If the office is located in a bedroom, den or other shared space within the house, it may be possible to turn a double-door closet into an alcove that can fit a narrow desk surface and shelves for supplies and office equipment. With folding doors, the office can be shut away when not in use.
Choose comfortable furnishings
The furniture you choose for a home office should be comfortable and ergonomically correct if most of your work entails sitting in front of a computer, according to Entrepreneur magazine. The height and angle of your computer, the desk and chair that you use will help prevent neck and back strain and wrist discomfort that can lead to carpal tunnel syndrome.

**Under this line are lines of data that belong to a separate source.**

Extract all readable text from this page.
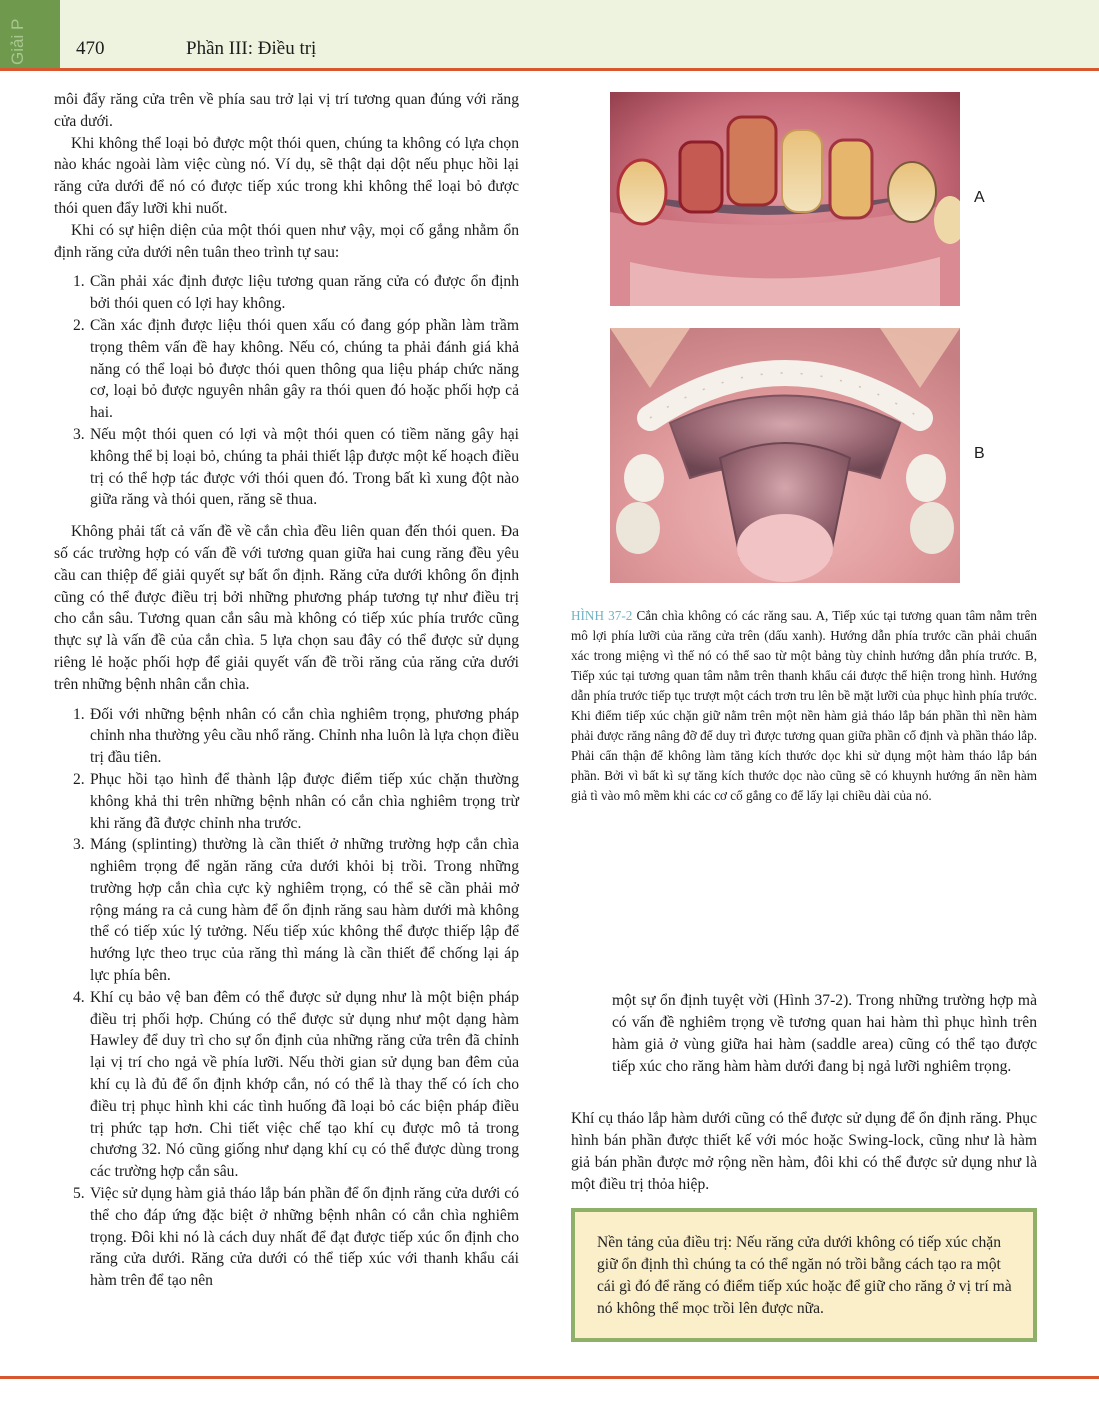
Giải P	470	Phần III: Điều trị

môi đẩy răng cửa trên về phía sau trở lại vị trí tương quan đúng với răng cửa dưới.

Khi không thể loại bỏ được một thói quen, chúng ta không có lựa chọn nào khác ngoài làm việc cùng nó. Ví dụ, sẽ thật dại dột nếu phục hồi lại răng cửa dưới để nó có được tiếp xúc trong khi không thể loại bỏ được thói quen đẩy lưỡi khi nuốt.

Khi có sự hiện diện của một thói quen như vậy, mọi cố gắng nhằm ổn định răng cửa dưới nên tuân theo trình tự sau:

1. Cần phải xác định được liệu tương quan răng cửa có được ổn định bởi thói quen có lợi hay không.
2. Cần xác định được liệu thói quen xấu có đang góp phần làm trầm trọng thêm vấn đề hay không. Nếu có, chúng ta phải đánh giá khả năng có thể loại bỏ được thói quen thông qua liệu pháp chức năng cơ, loại bỏ được nguyên nhân gây ra thói quen đó hoặc phối hợp cả hai.
3. Nếu một thói quen có lợi và một thói quen có tiềm năng gây hại không thể bị loại bỏ, chúng ta phải thiết lập được một kế hoạch điều trị có thể hợp tác được với thói quen đó. Trong bất kì xung đột nào giữa răng và thói quen, răng sẽ thua.

Không phải tất cả vấn đề về cắn chìa đều liên quan đến thói quen. Đa số các trường hợp có vấn đề với tương quan giữa hai cung răng đều yêu cầu can thiệp để giải quyết sự bất ổn định. Răng cửa dưới không ổn định cũng có thể được điều trị bởi những phương pháp tương tự như điều trị cho cắn sâu. Tương quan cắn sâu mà không có tiếp xúc phía trước cũng thực sự là vấn đề của cắn chìa. 5 lựa chọn sau đây có thể được sử dụng riêng lẻ hoặc phối hợp để giải quyết vấn đề trồi răng của răng cửa dưới trên những bệnh nhân cắn chìa.

1. Đối với những bệnh nhân có cắn chìa nghiêm trọng, phương pháp chỉnh nha thường yêu cầu nhổ răng. Chỉnh nha luôn là lựa chọn điều trị đầu tiên.
2. Phục hồi tạo hình để thành lập được điểm tiếp xúc chặn thường không khả thi trên những bệnh nhân có cắn chìa nghiêm trọng trừ khi răng đã được chỉnh nha trước.
3. Máng (splinting) thường là cần thiết ở những trường hợp cắn chìa nghiêm trọng để ngăn răng cửa dưới khỏi bị trồi. Trong những trường hợp cắn chìa cực kỳ nghiêm trọng, có thể sẽ cần phải mở rộng máng ra cả cung hàm để ổn định răng sau hàm dưới mà không thể có tiếp xúc lý tưởng. Nếu tiếp xúc không thể được thiếp lập để hướng lực theo trục của răng thì máng là cần thiết để chống lại áp lực phía bên.
4. Khí cụ bảo vệ ban đêm có thể được sử dụng như là một biện pháp điều trị phối hợp. Chúng có thể được sử dụng như một dạng hàm Hawley để duy trì cho sự ổn định của những răng cửa trên đã chỉnh lại vị trí cho ngả về phía lưỡi. Nếu thời gian sử dụng ban đêm của khí cụ là đủ để ổn định khớp cắn, nó có thể là thay thế có ích cho điều trị phục hình khi các tình huống đã loại bỏ các biện pháp điều trị phức tạp hơn. Chi tiết việc chế tạo khí cụ được mô tả trong chương 32. Nó cũng giống như dạng khí cụ có thể được dùng trong các trường hợp cắn sâu.
5. Việc sử dụng hàm giả tháo lắp bán phần để ổn định răng cửa dưới có thể cho đáp ứng đặc biệt ở những bệnh nhân có cắn chìa nghiêm trọng. Đôi khi nó là cách duy nhất để đạt được tiếp xúc ổn định cho răng cửa dưới. Răng cửa dưới có thể tiếp xúc với thanh khẩu cái hàm trên để tạo nên
A
B
HÌNH 37-2 Cắn chìa không có các răng sau. A, Tiếp xúc tại tương quan tâm nằm trên mô lợi phía lưỡi của răng cửa trên (dấu xanh). Hướng dẫn phía trước cần phải chuẩn xác trong miệng vì thế nó có thể sao từ một bảng tùy chỉnh hướng dẫn phía trước. B, Tiếp xúc tại tương quan tâm nằm trên thanh khẩu cái được thể hiện trong hình. Hướng dẫn phía trước tiếp tục trượt một cách trơn tru lên bề mặt lưỡi của phục hình phía trước. Khi điểm tiếp xúc chặn giữ nằm trên một nền hàm giả tháo lắp bán phần thì nền hàm phải được răng nâng đỡ để duy trì được tương quan giữa phần cố định và phần tháo lắp. Phải cẩn thận để không làm tăng kích thước dọc khi sử dụng một hàm tháo lắp bán phần. Bởi vì bất kì sự tăng kích thước dọc nào cũng sẽ có khuynh hướng ấn nền hàm giả tì vào mô mềm khi các cơ cố gắng co để lấy lại chiều dài của nó.
một sự ổn định tuyệt vời (Hình 37-2). Trong những trường hợp mà có vấn đề nghiêm trọng về tương quan hai hàm thì phục hình trên hàm giả ở vùng giữa hai hàm (saddle area) cũng có thể tạo được tiếp xúc cho răng hàm hàm dưới đang bị ngả lưỡi nghiêm trọng.
Khí cụ tháo lắp hàm dưới cũng có thể được sử dụng để ổn định răng. Phục hình bán phần được thiết kế với móc hoặc Swing-lock, cũng như là hàm giả bán phần được mở rộng nền hàm, đôi khi có thể được sử dụng như là một điều trị thỏa hiệp.
Nền tảng của điều trị: Nếu răng cửa dưới không có tiếp xúc chặn giữ ổn định thì chúng ta có thể ngăn nó trồi bằng cách tạo ra một cái gì đó để răng có điểm tiếp xúc hoặc để giữ cho răng ở vị trí mà nó không thể mọc trồi lên được nữa.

The amount of space dictates how large your desk can be, but it’s important to take into account how you work. If you like to spread things out, a flat simple surface may be what you need. For those who like supplies and filing systems close at hand, desktop storage may be more important. Create a working arrangement that will allow you to stay focused, rather than daydreaming while you look out a window at the neighborhood.
Shine the correct light
The lighting you choose will also influence how well you work in your home office. While rooms need a mix of overhead and task illumination, natural light from windows is often the best light to work by. However, direct sunlight or a task lamp that’s shining too brightly could create glare on your computer and become a source of eye strain. Overhead lighting shouldn’t be directly over your computer area.
LED lighting or compact fluorescent bulbs create the least amount of glare on a reading tablet or laptop screen. They also use less energy than incandescent bulbs, emit better light and last longer than traditional bulbs. According to Healthy Computing, a desk lamp should be positioned to the side of the computer screen to prevent glare, but will provide enough light to read documents on your desk.